Landschaftspark contra Wildnis! – 

Ich wollte es wagen! 

Warum –  wagen? Mir war klar, dass es nicht einfach werden würde, meine Entscheidung den Ippenburger Besuchern nahezubringen, die seit Jahrzehnten gewöhnt waren, in diesem Areal klassische oder auch avantgardistische Showgärten zu bestaunen. 

Ich begann, quasi als Test, einigen Erwachsenen „meine“ Wildnis zu zeigen. Sie sahen nur Disteln, Brennesseln und Unordnung. In dem Wildwuchs der sich vor ihnen ausbreitete, sahen sie eine Bedrohung, einen Störfaktor, kein Potential.

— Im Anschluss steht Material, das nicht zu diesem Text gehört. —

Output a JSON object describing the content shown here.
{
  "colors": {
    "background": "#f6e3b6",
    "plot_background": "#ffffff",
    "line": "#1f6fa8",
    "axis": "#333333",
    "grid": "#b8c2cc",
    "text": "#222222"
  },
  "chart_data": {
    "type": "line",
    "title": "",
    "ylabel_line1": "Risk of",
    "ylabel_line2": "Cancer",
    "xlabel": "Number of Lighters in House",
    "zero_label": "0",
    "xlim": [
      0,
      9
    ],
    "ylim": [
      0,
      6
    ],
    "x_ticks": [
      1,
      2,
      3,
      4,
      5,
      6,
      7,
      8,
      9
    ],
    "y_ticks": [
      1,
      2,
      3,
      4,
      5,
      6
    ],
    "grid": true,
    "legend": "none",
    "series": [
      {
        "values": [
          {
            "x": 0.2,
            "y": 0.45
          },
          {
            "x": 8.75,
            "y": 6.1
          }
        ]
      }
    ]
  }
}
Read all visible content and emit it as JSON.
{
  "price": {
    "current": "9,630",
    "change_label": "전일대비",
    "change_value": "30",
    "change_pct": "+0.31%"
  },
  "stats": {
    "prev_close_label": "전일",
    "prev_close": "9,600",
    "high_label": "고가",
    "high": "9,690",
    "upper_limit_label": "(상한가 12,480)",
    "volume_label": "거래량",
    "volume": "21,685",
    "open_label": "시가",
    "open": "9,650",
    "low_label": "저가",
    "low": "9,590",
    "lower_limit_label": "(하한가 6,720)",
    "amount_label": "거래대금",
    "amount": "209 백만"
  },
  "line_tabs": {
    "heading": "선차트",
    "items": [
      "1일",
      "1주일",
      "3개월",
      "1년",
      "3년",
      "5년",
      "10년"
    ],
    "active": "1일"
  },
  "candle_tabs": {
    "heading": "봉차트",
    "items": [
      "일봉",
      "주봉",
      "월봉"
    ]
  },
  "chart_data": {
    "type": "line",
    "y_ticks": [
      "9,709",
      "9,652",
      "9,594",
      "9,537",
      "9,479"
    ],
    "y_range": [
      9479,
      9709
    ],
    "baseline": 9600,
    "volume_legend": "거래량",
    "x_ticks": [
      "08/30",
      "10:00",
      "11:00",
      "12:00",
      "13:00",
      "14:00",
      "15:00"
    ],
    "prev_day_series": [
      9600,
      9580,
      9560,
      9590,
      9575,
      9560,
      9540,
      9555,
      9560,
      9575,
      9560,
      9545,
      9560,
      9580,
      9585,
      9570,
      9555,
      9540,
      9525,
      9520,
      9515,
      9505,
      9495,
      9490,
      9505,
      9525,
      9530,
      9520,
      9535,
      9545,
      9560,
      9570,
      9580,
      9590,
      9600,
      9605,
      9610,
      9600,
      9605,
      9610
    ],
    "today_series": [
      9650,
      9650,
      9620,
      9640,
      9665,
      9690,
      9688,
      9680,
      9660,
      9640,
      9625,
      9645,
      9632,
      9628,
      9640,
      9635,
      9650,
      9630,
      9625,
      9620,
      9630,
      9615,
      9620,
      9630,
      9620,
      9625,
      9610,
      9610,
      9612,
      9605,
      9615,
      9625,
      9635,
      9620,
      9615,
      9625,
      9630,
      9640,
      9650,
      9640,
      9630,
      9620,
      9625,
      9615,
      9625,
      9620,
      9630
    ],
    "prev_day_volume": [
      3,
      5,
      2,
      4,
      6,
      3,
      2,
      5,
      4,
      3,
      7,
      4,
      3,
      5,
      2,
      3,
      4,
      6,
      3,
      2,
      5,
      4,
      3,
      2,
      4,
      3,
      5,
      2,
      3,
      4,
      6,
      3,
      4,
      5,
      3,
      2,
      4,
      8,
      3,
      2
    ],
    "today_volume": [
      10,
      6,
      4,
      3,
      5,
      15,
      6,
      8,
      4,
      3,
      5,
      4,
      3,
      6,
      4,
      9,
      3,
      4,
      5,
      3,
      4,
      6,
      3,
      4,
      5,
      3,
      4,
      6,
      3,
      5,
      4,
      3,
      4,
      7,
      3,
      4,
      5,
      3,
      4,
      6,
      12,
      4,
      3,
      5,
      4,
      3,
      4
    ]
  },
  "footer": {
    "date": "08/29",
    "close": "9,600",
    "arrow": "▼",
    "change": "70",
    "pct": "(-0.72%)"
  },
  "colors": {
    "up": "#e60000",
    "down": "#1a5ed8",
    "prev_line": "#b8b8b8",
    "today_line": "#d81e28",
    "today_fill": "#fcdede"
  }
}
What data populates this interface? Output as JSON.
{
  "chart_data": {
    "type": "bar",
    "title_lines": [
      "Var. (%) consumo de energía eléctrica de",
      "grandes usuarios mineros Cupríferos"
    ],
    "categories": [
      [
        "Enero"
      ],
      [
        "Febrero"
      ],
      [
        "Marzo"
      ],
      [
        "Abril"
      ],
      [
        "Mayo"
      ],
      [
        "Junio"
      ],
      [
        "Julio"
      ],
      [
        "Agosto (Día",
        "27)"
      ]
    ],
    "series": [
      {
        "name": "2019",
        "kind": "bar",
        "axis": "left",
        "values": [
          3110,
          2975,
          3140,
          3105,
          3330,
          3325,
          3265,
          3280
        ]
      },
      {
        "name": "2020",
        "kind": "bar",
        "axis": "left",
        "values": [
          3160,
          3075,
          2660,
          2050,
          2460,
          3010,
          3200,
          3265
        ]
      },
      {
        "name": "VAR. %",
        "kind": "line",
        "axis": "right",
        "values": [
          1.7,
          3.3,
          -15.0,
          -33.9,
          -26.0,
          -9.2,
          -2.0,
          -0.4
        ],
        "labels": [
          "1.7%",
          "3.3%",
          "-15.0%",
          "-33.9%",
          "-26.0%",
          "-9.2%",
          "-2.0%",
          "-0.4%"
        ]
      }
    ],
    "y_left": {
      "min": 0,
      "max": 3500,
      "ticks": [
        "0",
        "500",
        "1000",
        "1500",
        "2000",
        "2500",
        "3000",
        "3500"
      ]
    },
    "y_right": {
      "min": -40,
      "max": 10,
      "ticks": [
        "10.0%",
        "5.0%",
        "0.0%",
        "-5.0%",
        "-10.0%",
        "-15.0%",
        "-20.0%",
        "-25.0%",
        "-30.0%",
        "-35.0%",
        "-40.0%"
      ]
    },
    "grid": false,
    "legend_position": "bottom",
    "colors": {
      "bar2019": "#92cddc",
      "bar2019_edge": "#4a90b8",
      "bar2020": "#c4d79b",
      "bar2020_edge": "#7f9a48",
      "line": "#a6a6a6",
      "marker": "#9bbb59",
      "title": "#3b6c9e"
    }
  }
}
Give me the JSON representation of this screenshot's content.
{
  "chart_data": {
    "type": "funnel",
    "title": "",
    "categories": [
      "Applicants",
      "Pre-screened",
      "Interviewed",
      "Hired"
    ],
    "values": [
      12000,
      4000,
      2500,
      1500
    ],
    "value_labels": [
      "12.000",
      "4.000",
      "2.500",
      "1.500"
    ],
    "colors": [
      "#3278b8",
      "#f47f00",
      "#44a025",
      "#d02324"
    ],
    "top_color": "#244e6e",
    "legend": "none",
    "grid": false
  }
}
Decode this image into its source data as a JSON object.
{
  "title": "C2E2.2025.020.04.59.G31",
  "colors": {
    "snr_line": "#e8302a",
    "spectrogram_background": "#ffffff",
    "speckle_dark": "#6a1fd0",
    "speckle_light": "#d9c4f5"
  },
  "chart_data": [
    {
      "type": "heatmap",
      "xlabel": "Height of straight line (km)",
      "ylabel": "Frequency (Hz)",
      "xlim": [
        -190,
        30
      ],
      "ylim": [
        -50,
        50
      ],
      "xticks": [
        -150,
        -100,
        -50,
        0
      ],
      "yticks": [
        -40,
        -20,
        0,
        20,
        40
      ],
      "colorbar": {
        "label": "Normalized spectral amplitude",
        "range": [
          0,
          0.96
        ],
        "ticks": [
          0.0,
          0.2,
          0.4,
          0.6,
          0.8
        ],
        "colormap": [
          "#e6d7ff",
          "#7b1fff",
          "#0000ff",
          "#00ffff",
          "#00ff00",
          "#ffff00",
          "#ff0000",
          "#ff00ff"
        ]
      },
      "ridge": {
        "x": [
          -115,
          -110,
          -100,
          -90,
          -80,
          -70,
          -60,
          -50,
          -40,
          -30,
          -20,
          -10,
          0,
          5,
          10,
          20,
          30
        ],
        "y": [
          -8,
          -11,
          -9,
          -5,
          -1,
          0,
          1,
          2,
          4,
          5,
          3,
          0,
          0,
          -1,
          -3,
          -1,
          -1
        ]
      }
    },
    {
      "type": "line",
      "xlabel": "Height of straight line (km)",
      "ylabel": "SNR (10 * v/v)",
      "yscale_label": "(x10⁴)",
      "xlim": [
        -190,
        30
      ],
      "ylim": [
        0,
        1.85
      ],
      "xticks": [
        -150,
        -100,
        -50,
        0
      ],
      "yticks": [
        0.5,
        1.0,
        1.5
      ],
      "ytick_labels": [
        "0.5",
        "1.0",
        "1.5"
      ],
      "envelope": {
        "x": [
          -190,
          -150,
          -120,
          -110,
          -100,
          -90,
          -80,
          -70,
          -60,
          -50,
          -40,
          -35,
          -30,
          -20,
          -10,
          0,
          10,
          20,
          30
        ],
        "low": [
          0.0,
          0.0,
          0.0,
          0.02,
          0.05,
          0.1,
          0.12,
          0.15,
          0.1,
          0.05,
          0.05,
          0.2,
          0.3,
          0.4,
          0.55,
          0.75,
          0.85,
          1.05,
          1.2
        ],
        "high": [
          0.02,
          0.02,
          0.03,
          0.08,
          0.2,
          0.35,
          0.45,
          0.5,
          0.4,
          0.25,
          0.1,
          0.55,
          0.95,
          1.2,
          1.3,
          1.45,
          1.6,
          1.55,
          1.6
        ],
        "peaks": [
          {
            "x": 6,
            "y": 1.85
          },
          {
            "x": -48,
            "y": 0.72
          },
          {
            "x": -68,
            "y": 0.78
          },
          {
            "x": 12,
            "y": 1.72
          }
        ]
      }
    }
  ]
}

Sie wünschten sich die geordneten, von Hainbuchen exakt eingefassten Quartiere zurück, mit jährlich wechselnden Themengärten, hübsch portioniert, verständlich, amüsant – zum „Genuss im Vorbeigehen“ geeignet. 

Bestärkt durch das im Juli 2017 veröffentlichte Gutachten über das erschreckende Insektensterben, und ohne Rücksicht auf „Bedenkenträger“, widmete ich mich meinem neuen Zukunftsprojekt mit voller Kraft und beschloss, es zu einem wichtigen Teil der Ippenburger Gärten zu machen. 

Nach außen grenzte ich das ca 2ha große Areal durch 5 Holztüren ab und nannte es „Ein Geheimer Garten-ein wilder Ort“. Schon im ersten Jahr pflanzte ich tausende Bäume und Sträucher,  schuf Blumenwiesen, errichtete Stein- und Totholzhaufen, baute Insektenhotels – ja ein ganzes Insektenresort!

In diesem Jahr kommt eine Wildbienenmauer dazu, da  das „Hotelresort“ von 2018 bereits „überfüllt“ ist. So wird es weiter gehen, von Jahr zu Jahr  – ein Paradies für Singvögel, Insekten und Amphipien – und für Menschen! 

Und- schon wie im ersten „Wildnisjahr“ 2018 gibt es auch 2019 wieder ein Kunstprojekt, quasi als „Brücke in die Natur“!

 „Paradiese und Utopien“ heißt es und zeigt kleine Zauberhütten und Rückzugsorte der Berliner Malerin Feodora Hohenlohe. 

Ich liebe „meine“ Wildnis. Ich hoffe, dass ich viele Menschen davon überzeugen kann, Wildnis zu wagen!